Application packaging and distribution has always been handled outside of the core Electron framework. In Electron's early days as a part of the Atom editor, it was common for app developers to prepare their application for distribution by manually editing the Electron binary.
Since then, the Electron community has developed a rich ecosystem of tools to handle every task for Electron app distribution, including:
Application packaging (electron-packager)
Code signing (e.g. @electron/osx-sign)
Creating platform-specific installers (e.g. electron-winstaller or electron-installer-dmg).
Although these single-purpose packages are mature and production-ready, application developers need to understand what each one does and write their own scripts to glue the packages together into a build pipeline. This process requires research and iteration, and can be confusing for folks who are new to Electron.
Electron Forge is an all-in-one solution that unifies this fractured ecosystem. With Forge, you can create a build pipeline that brings your app from development to distribution with minimal configuration.
Forge is also built with advanced use cases in mind—you can add any build logic you need with custom plugins, makers or publishers. For more details, see the Extending Electron Forge section of the docs.
Forge vs. Builder
Electron Forge can be considered an alternative to Electron Builder, which fulfills the same use-case for application building and publishing.
The key difference in philosophy between the two projects is that Electron Forge focuses on combining existing first-party tools into a single build pipeline, while Builder rewrites its own in-house logic for most build tasks.

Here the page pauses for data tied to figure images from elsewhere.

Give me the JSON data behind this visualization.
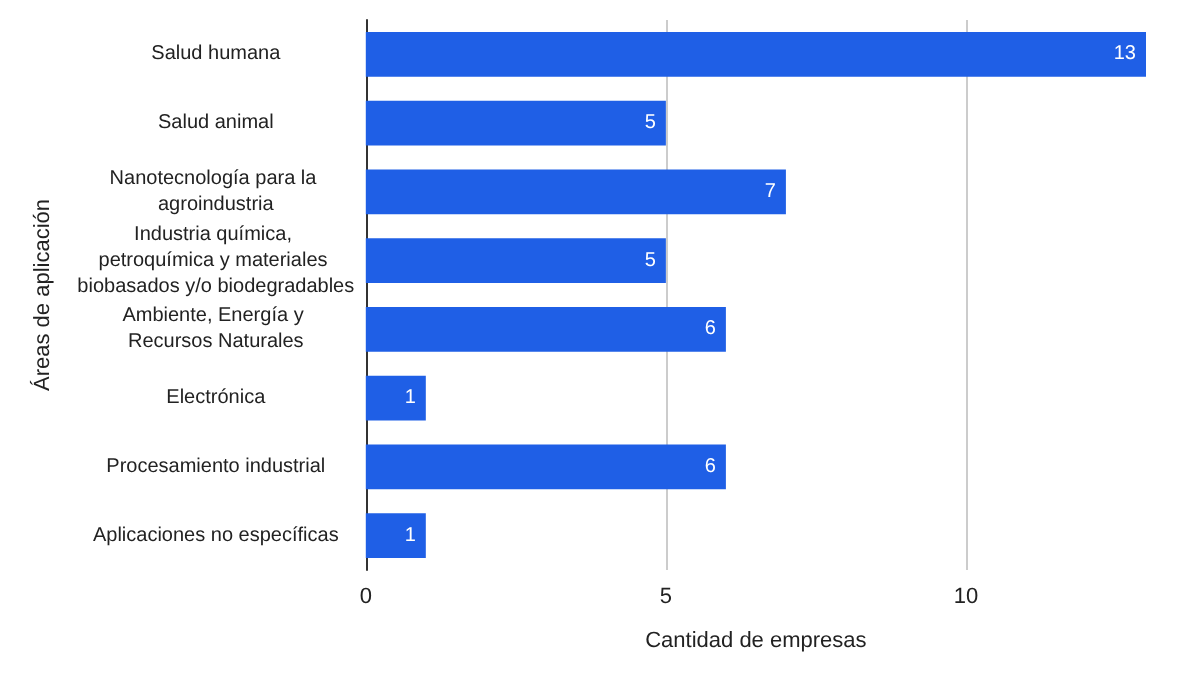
{
  "chart_data": {
    "type": "bar",
    "orientation": "horizontal",
    "xlabel": "Cantidad de empresas",
    "ylabel": "Áreas de aplicación",
    "categories": [
      "Salud humana",
      "Salud animal",
      "Nanotecnología para la agroindustria",
      "Industria química, petroquímica y materiales biobasados y/o biodegradables",
      "Ambiente, Energía y Recursos Naturales",
      "Electrónica",
      "Procesamiento industrial",
      "Aplicaciones no específicas"
    ],
    "values": [
      13,
      5,
      7,
      5,
      6,
      1,
      6,
      1
    ],
    "color": "#1f5fe6",
    "xlim": [
      0,
      13
    ],
    "xticks": [
      0,
      5,
      10
    ],
    "grid": "x",
    "data_labels": true
  }
}
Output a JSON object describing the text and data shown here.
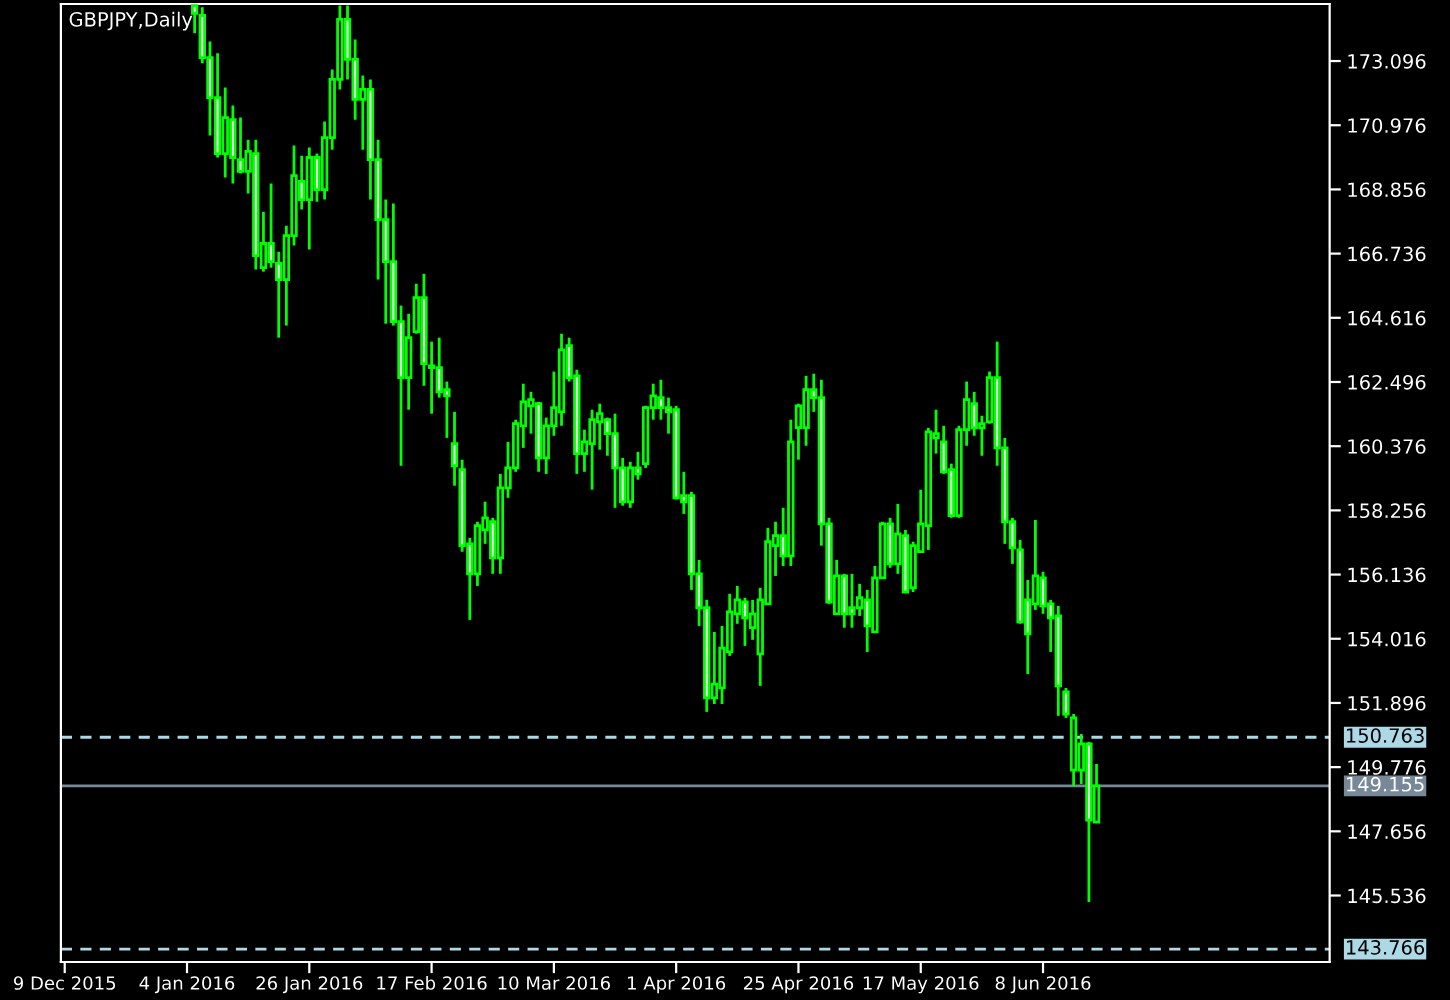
{
  "chart_data": {
    "type": "candlestick",
    "title": "GBPJPY,Daily",
    "color": "#00ff00",
    "categories": [
      "9 Dec 2015",
      null,
      null,
      null,
      null,
      null,
      null,
      null,
      null,
      null,
      null,
      null,
      null,
      null,
      null,
      null,
      "4 Jan 2016",
      null,
      null,
      null,
      null,
      null,
      null,
      null,
      null,
      null,
      null,
      null,
      null,
      null,
      null,
      null,
      "26 Jan 2016",
      null,
      null,
      null,
      null,
      null,
      null,
      null,
      null,
      null,
      null,
      null,
      null,
      null,
      null,
      null,
      "17 Feb 2016",
      null,
      null,
      null,
      null,
      null,
      null,
      null,
      null,
      null,
      null,
      null,
      null,
      null,
      null,
      null,
      "10 Mar 2016",
      null,
      null,
      null,
      null,
      null,
      null,
      null,
      null,
      null,
      null,
      null,
      null,
      null,
      null,
      null,
      "1 Apr 2016",
      null,
      null,
      null,
      null,
      null,
      null,
      null,
      null,
      null,
      null,
      null,
      null,
      null,
      null,
      null,
      "25 Apr 2016",
      null,
      null,
      null,
      null,
      null,
      null,
      null,
      null,
      null,
      null,
      null,
      null,
      null,
      null,
      null,
      "17 May 2016",
      null,
      null,
      null,
      null,
      null,
      null,
      null,
      null,
      null,
      null,
      null,
      null,
      null,
      null,
      null,
      "8 Jun 2016",
      null,
      null,
      null,
      null,
      null,
      null,
      null,
      null,
      null,
      null,
      null,
      null,
      null,
      null,
      null,
      null,
      null,
      null,
      null,
      null,
      null,
      null,
      null,
      null,
      null,
      null,
      null,
      null,
      null,
      null,
      null,
      null,
      null,
      null,
      null,
      null,
      null
    ],
    "ohlc": [
      null,
      null,
      null,
      null,
      null,
      null,
      null,
      null,
      null,
      null,
      null,
      null,
      null,
      null,
      null,
      null,
      null,
      [
        174.93,
        174.93,
        174.01,
        174.67
      ],
      [
        174.6,
        174.87,
        173.02,
        173.21
      ],
      [
        173.21,
        173.74,
        170.64,
        171.89
      ],
      [
        171.89,
        173.35,
        169.91,
        170.04
      ],
      [
        170.04,
        172.22,
        169.25,
        171.23
      ],
      [
        171.16,
        171.63,
        169.05,
        169.91
      ],
      [
        169.84,
        171.23,
        169.38,
        169.45
      ],
      [
        169.45,
        170.5,
        168.72,
        170.11
      ],
      [
        170.04,
        170.5,
        166.21,
        166.67
      ],
      [
        166.27,
        168.12,
        166.14,
        167.07
      ],
      [
        167.07,
        169.05,
        166.27,
        166.47
      ],
      [
        166.41,
        166.8,
        163.96,
        165.88
      ],
      [
        165.88,
        167.66,
        164.36,
        167.33
      ],
      [
        167.33,
        170.31,
        167.0,
        169.31
      ],
      [
        169.12,
        169.97,
        168.19,
        168.52
      ],
      [
        168.52,
        170.24,
        166.87,
        169.91
      ],
      [
        169.91,
        170.04,
        168.45,
        168.85
      ],
      [
        168.85,
        171.1,
        168.52,
        170.57
      ],
      [
        170.57,
        172.82,
        170.17,
        172.49
      ],
      [
        172.49,
        174.93,
        172.16,
        174.47
      ],
      [
        174.47,
        174.93,
        172.49,
        173.15
      ],
      [
        173.15,
        173.81,
        171.16,
        171.83
      ],
      [
        171.83,
        172.62,
        170.17,
        172.16
      ],
      [
        172.16,
        172.49,
        168.52,
        169.84
      ],
      [
        169.84,
        170.5,
        165.88,
        167.86
      ],
      [
        167.86,
        168.52,
        164.42,
        166.47
      ],
      [
        166.47,
        168.39,
        164.36,
        164.49
      ],
      [
        164.49,
        165.02,
        159.73,
        162.64
      ],
      [
        162.64,
        164.75,
        161.58,
        163.96
      ],
      [
        164.16,
        165.74,
        164.09,
        165.28
      ],
      [
        165.28,
        166.07,
        162.37,
        163.1
      ],
      [
        163.03,
        163.83,
        161.45,
        162.97
      ],
      [
        162.97,
        163.96,
        161.98,
        162.17
      ],
      [
        162.24,
        162.51,
        160.65,
        162.04
      ],
      [
        160.46,
        161.51,
        159.07,
        159.73
      ],
      [
        159.6,
        159.93,
        156.89,
        157.09
      ],
      [
        157.15,
        157.35,
        154.64,
        156.16
      ],
      [
        156.16,
        157.88,
        155.76,
        157.75
      ],
      [
        157.61,
        158.54,
        157.15,
        158.01
      ],
      [
        157.88,
        158.01,
        156.16,
        156.69
      ],
      [
        156.69,
        159.46,
        156.16,
        159.0
      ],
      [
        159.0,
        160.52,
        158.67,
        159.66
      ],
      [
        159.66,
        161.25,
        159.53,
        161.12
      ],
      [
        161.05,
        162.44,
        160.32,
        161.84
      ],
      [
        161.71,
        162.17,
        160.79,
        161.91
      ],
      [
        161.78,
        161.84,
        159.53,
        159.99
      ],
      [
        159.99,
        161.32,
        159.46,
        161.05
      ],
      [
        161.05,
        162.84,
        160.72,
        161.65
      ],
      [
        161.51,
        164.09,
        161.05,
        163.56
      ],
      [
        163.7,
        163.96,
        162.51,
        162.64
      ],
      [
        162.7,
        162.9,
        159.46,
        160.13
      ],
      [
        160.13,
        160.92,
        159.53,
        160.52
      ],
      [
        160.46,
        161.58,
        158.94,
        161.25
      ],
      [
        161.18,
        161.78,
        160.26,
        161.45
      ],
      [
        161.25,
        161.32,
        160.06,
        160.79
      ],
      [
        160.79,
        161.45,
        158.34,
        159.66
      ],
      [
        159.66,
        159.99,
        158.41,
        158.54
      ],
      [
        158.54,
        159.86,
        158.34,
        159.66
      ],
      [
        159.66,
        160.19,
        159.27,
        159.46
      ],
      [
        159.8,
        161.71,
        159.66,
        161.65
      ],
      [
        161.65,
        162.44,
        161.25,
        162.04
      ],
      [
        161.98,
        162.57,
        161.25,
        161.65
      ],
      [
        161.65,
        161.98,
        160.79,
        161.51
      ],
      [
        161.58,
        161.71,
        158.61,
        158.67
      ],
      [
        158.74,
        159.53,
        158.14,
        158.54
      ],
      [
        158.74,
        158.87,
        155.63,
        156.16
      ],
      [
        156.16,
        156.62,
        154.44,
        155.04
      ],
      [
        155.04,
        155.3,
        151.6,
        152.06
      ],
      [
        152.06,
        154.24,
        151.86,
        152.52
      ],
      [
        152.39,
        154.44,
        151.86,
        153.71
      ],
      [
        153.58,
        155.5,
        153.45,
        154.9
      ],
      [
        154.84,
        155.76,
        154.51,
        155.3
      ],
      [
        155.23,
        155.37,
        153.78,
        154.71
      ],
      [
        154.38,
        155.3,
        153.98,
        154.84
      ],
      [
        153.52,
        155.7,
        152.46,
        155.3
      ],
      [
        155.17,
        157.68,
        155.17,
        157.22
      ],
      [
        157.09,
        157.88,
        156.09,
        157.42
      ],
      [
        157.42,
        158.34,
        156.42,
        156.75
      ],
      [
        156.75,
        161.25,
        156.42,
        160.52
      ],
      [
        160.99,
        161.78,
        159.93,
        161.71
      ],
      [
        160.99,
        162.7,
        160.39,
        162.24
      ],
      [
        162.24,
        162.77,
        161.51,
        161.98
      ],
      [
        161.98,
        162.57,
        157.09,
        157.81
      ],
      [
        157.81,
        158.01,
        155.17,
        155.23
      ],
      [
        154.84,
        156.62,
        154.84,
        156.09
      ],
      [
        156.09,
        156.16,
        154.38,
        154.84
      ],
      [
        155.04,
        156.16,
        154.38,
        154.84
      ],
      [
        155.04,
        155.83,
        154.77,
        155.37
      ],
      [
        155.3,
        155.63,
        153.58,
        154.44
      ],
      [
        154.24,
        156.42,
        154.24,
        156.03
      ],
      [
        156.03,
        157.88,
        156.03,
        157.81
      ],
      [
        157.81,
        158.01,
        156.36,
        156.49
      ],
      [
        156.49,
        158.47,
        156.16,
        157.48
      ],
      [
        157.42,
        157.61,
        155.56,
        155.56
      ],
      [
        155.7,
        157.22,
        155.56,
        157.09
      ],
      [
        156.89,
        158.94,
        156.89,
        157.81
      ],
      [
        157.75,
        160.98,
        156.95,
        160.85
      ],
      [
        160.65,
        161.58,
        160.13,
        160.79
      ],
      [
        160.52,
        161.05,
        159.46,
        159.53
      ],
      [
        159.6,
        159.8,
        158.01,
        158.08
      ],
      [
        158.08,
        161.05,
        158.01,
        160.92
      ],
      [
        160.92,
        162.51,
        160.39,
        161.91
      ],
      [
        161.78,
        162.17,
        160.72,
        160.98
      ],
      [
        160.98,
        161.38,
        160.06,
        161.12
      ],
      [
        161.18,
        162.84,
        161.12,
        162.64
      ],
      [
        162.64,
        163.83,
        159.73,
        160.32
      ],
      [
        160.32,
        160.65,
        157.15,
        157.88
      ],
      [
        157.88,
        158.01,
        156.49,
        157.02
      ],
      [
        156.95,
        157.28,
        154.51,
        154.57
      ],
      [
        155.3,
        155.96,
        152.85,
        154.18
      ],
      [
        155.17,
        157.94,
        154.97,
        156.09
      ],
      [
        156.03,
        156.23,
        154.84,
        155.1
      ],
      [
        155.17,
        155.3,
        153.58,
        154.71
      ],
      [
        154.77,
        155.1,
        151.47,
        152.46
      ],
      [
        152.26,
        152.39,
        151.4,
        151.53
      ],
      [
        149.68,
        151.53,
        149.15,
        151.4
      ],
      [
        149.68,
        150.87,
        149.22,
        150.54
      ],
      [
        150.54,
        150.61,
        145.32,
        148.03
      ],
      [
        147.96,
        149.88,
        147.96,
        149.155
      ],
      null,
      null,
      null,
      null,
      null,
      null,
      null,
      null,
      null,
      null,
      null,
      null,
      null,
      null,
      null,
      null,
      null,
      null,
      null,
      null,
      null,
      null,
      null,
      null,
      null,
      null,
      null,
      null,
      null,
      null
    ],
    "ylim": [
      143.34,
      174.98
    ],
    "yticks": [
      173.096,
      170.976,
      168.856,
      166.736,
      164.616,
      162.496,
      160.376,
      158.256,
      156.136,
      154.016,
      151.896,
      149.776,
      147.656,
      145.536
    ],
    "ref_lines": [
      {
        "axis": "y",
        "value": 150.763,
        "label": "150.763",
        "color": "#add8e6",
        "line_style": "dashed"
      },
      {
        "axis": "y",
        "value": 149.155,
        "label": "149.155",
        "color": "#778899",
        "line_style": "solid"
      },
      {
        "axis": "y",
        "value": 143.766,
        "label": "143.766",
        "color": "#add8e6",
        "line_style": "dashed"
      }
    ],
    "grid": false,
    "legend": false
  }
}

We believe there are two main advantages to using Forge:
Forge receives new features for application building as soon as they are supported in Electron (e.g. ASAR integrity or universal macOS builds). These features are built with first-party Electron tooling in mind, so Forge receives them as soon as they are released.
Forge's multi-package architecture makes it easier to understand and extend. Since Forge is made up of many smaller packages with clear responsibilities, it is easier to follow the flow of the code. Also, its extensible API design means that you can write your own build logic separate from the provided configuration options for advanced use cases.